What does an election audit in Arizona and a pipeline operator have to do with the security of your website? It turns out a lot.
Cyber Ninjas
Recently an audit of the US presidential election votes in Maricopa county in the state of Arizona started. The audit has noted for being poorly run, violating rules to ensure integrity of the process, and involving strange things, like trying to check for the presence of bamboo in ballots.
That doesn’t sound like it should relate to the security of your website and it shouldn’t, but it does. The reason for that is that the company in charge of the audit, Cyber Ninjas, is a cybersecurity company. They have no experience in doing an election audit, which is good reason for them not to be doing an election audit, but also is probably a good reason they shouldn’t be doing security either.
What seems like it should be a basic element of being a professional would be to stick to what you have expertise in. An architect wouldn’t agree to take on demolishing a building just because they know how to build them. When it comes to the security industry, we frequently see people involved in things they clearly shouldn’t be. In fact, very few people in the industry seem like they should be anywhere near it. Looking at Cyber Ninjas website, they are claiming to offer a very wide range of services, which might be a sign they are offering services without the needed expertise to properly handle them.
The other thing that stands out for us about Cyber Ninjas website is how it looks so obviously untrustworthy. A lot of it is the same stuff you see repeatedly on security companies’ websites, for example, there is the obligatory stock photo of some dressed like they are going to break in to a building at a computer:
We have a hard time understanding how anyone would look at something like that and not avoid that company, but people don’t seem to feel that way. Even the name seems like it would ward people away from the company, but it doesn’t seem to.
Part of that text next to that image reads (the weird characters are in the original):
The headlines are increasingly filled with articles about hackers compromising systems and stealing data. While it often seems like they must be utilizing some dark ninja magic to accomplish their amazing feats; the reality is that most security breaches are conducted utilizing types of security vulnerabilities we’ve known how to prevent for over 10 years.
While that is mostly true, curiously if you head over to the website’s services page, the company doesn’t seem to be focused on actually addressing that. But instead on selling people on services that don’t directly address the issue and indirectly address it an ineffective way. One of the three things they highlight, and the one they provide the most specificity, is ethical hacking:
From what we can tell, ethical hacking is mostly a rip-off. You end up paying a lot of money to inefficiently review things and the issues found are not resolved.

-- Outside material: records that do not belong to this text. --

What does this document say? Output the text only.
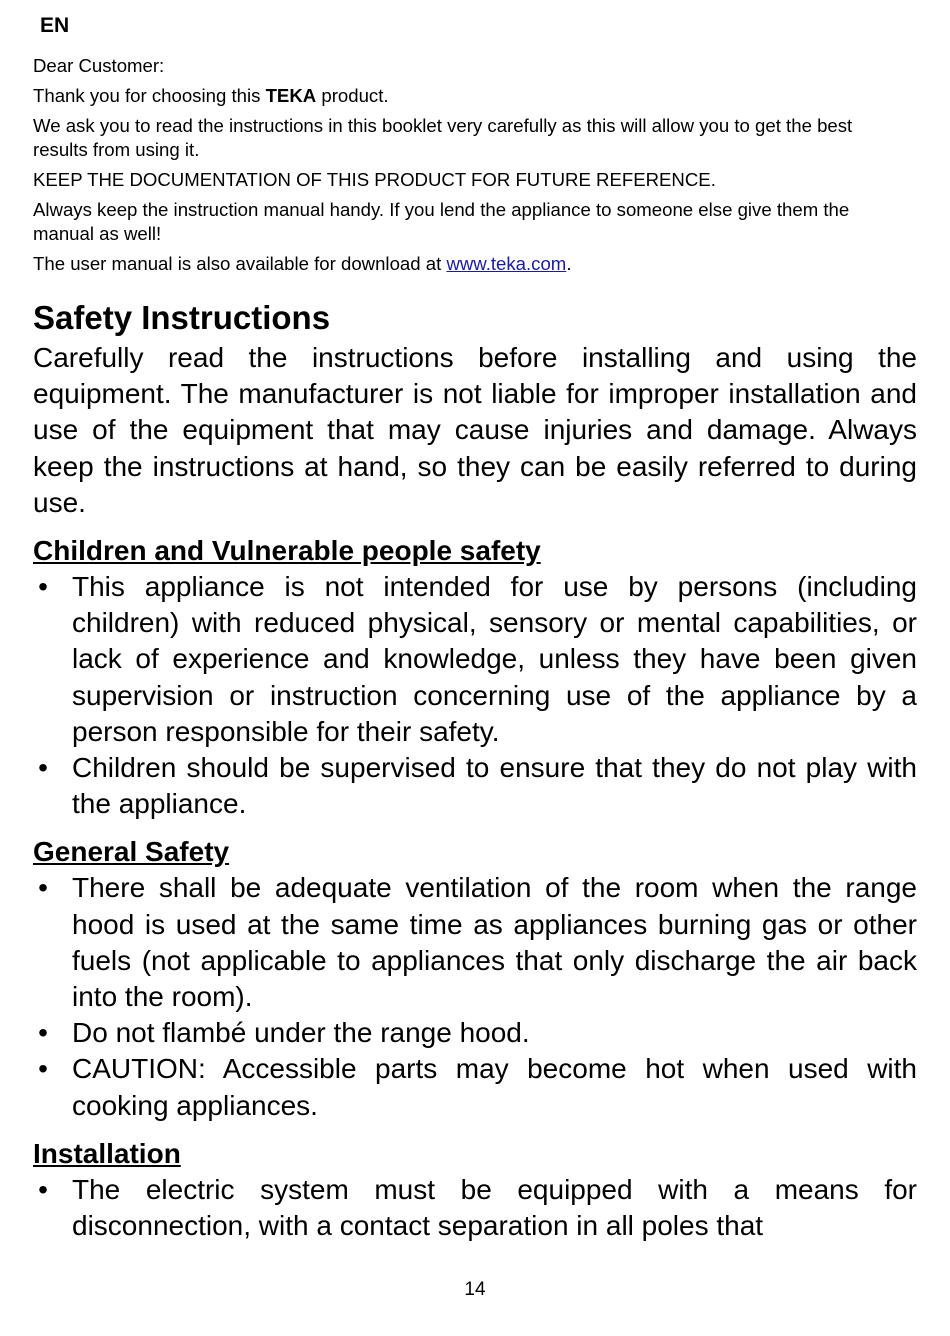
EN

Dear Customer:

Thank you for choosing this TEKA product.

We ask you to read the instructions in this booklet very carefully as this will allow you to get the best results from using it.

KEEP THE DOCUMENTATION OF THIS PRODUCT FOR FUTURE REFERENCE.

Always keep the instruction manual handy. If you lend the appliance to someone else give them the manual as well!

The user manual is also available for download at www.teka.com.

Safety Instructions

Carefully read the instructions before installing and using the equipment. The manufacturer is not liable for improper installation and use of the equipment that may cause injuries and damage. Always keep the instructions at hand, so they can be easily referred to during use.

Children and Vulnerable people safety
• This appliance is not intended for use by persons (including children) with reduced physical, sensory or mental capabilities, or lack of experience and knowledge, unless they have been given supervision or instruction concerning use of the appliance by a person responsible for their safety.
• Children should be supervised to ensure that they do not play with the appliance.
General Safety
• There shall be adequate ventilation of the room when the range hood is used at the same time as appliances burning gas or other fuels (not applicable to appliances that only discharge the air back into the room).
• Do not flambé under the range hood.
• CAUTION: Accessible parts may become hot when used with cooking appliances.
Installation
• The electric system must be equipped with a means for disconnection, with a contact separation in all poles that
14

Cyber Ninjas has gotten a fair amount of coverage because of their involvement with the audit, but there has been very little of it from security journalism outlets. What little there has been has been devoid of any discussion of what this says about the legitimacy of the security industry. There is probably a good reason for that, as companies like Cyber Ninjas are frequently the only sources for security journalists stories, despite being companies, that like Cyber Ninjas, seem like a serious journalist should be warning about, not relying on. In line with that, security journalism is quite bad, which brings in the next part of this, a pipeline company, and gets back to a claim Cyber Ninjas made.
Colonial Pipeline
A ransomware situation involving a US pipeline operator, Colonial Pipeline, has received a lot of news coverage. There was a claimed detail that seems rather important from a wider security perspective. Colonial Pipeline wasn’t keeping their software up to date:
Interesting forensic finding on Colonial Pipeline: They were STILL using a vulnerable version of Microsoft Exchange (the same systems exploited by Chinese hackers that was revealed in March), among other notable lapses. Per Coalition. pic.twitter.com/TvsEN8S3Ew
— Nicole Perlroth (@nicoleperlroth) May 11, 2021
It is important to note that the claim about one piece of software being the “most likely culprit” is just speculation. What is important about that is that keeping software up to date is one of the most important security steps and one that often isn’t done.
While usage of outdated software that is known to be insecure is often the source of hacks we deal with and the source of high-profile hackings, both security companies and security journalists seem rather uninterested in that be better dealt with. For security companies, that could be explained by it being bad for business. Right now they can charge a lot of money for security services that require little work and don’t actually have to work (you might have noticed despite all the money being spent on security, security doesn’t seem to get better). The reason that security journalist do this is harder to explain.
Improving Your Website’s Security
Improving the security of websites, and security in general, is more difficult than it should as long as the security industry and security journalists are taking actions counter to actually improving security. But to improve security, your focus should be addressing real threats with proven solutions. Keeping software up to date is a proven solution since it will avoid systems getting hacked because of vulnerabilities that have been fixed. By comparison, while security services frequently make extraordinary claims about the results they deliver, those are almost never backed up with evidence of their effectiveness. Based on plenty of experiencing looking at them in different ways, that is in part because they don’t deliver the results claimed, in many cases, if you just look at how they are advertised that becomes clear.
So when looking to improve security, you should ask what is the evidence that something will improve security versus looking at unsupported claims of amazing results.
Also, if claims sound extraordinary, they probably are not true.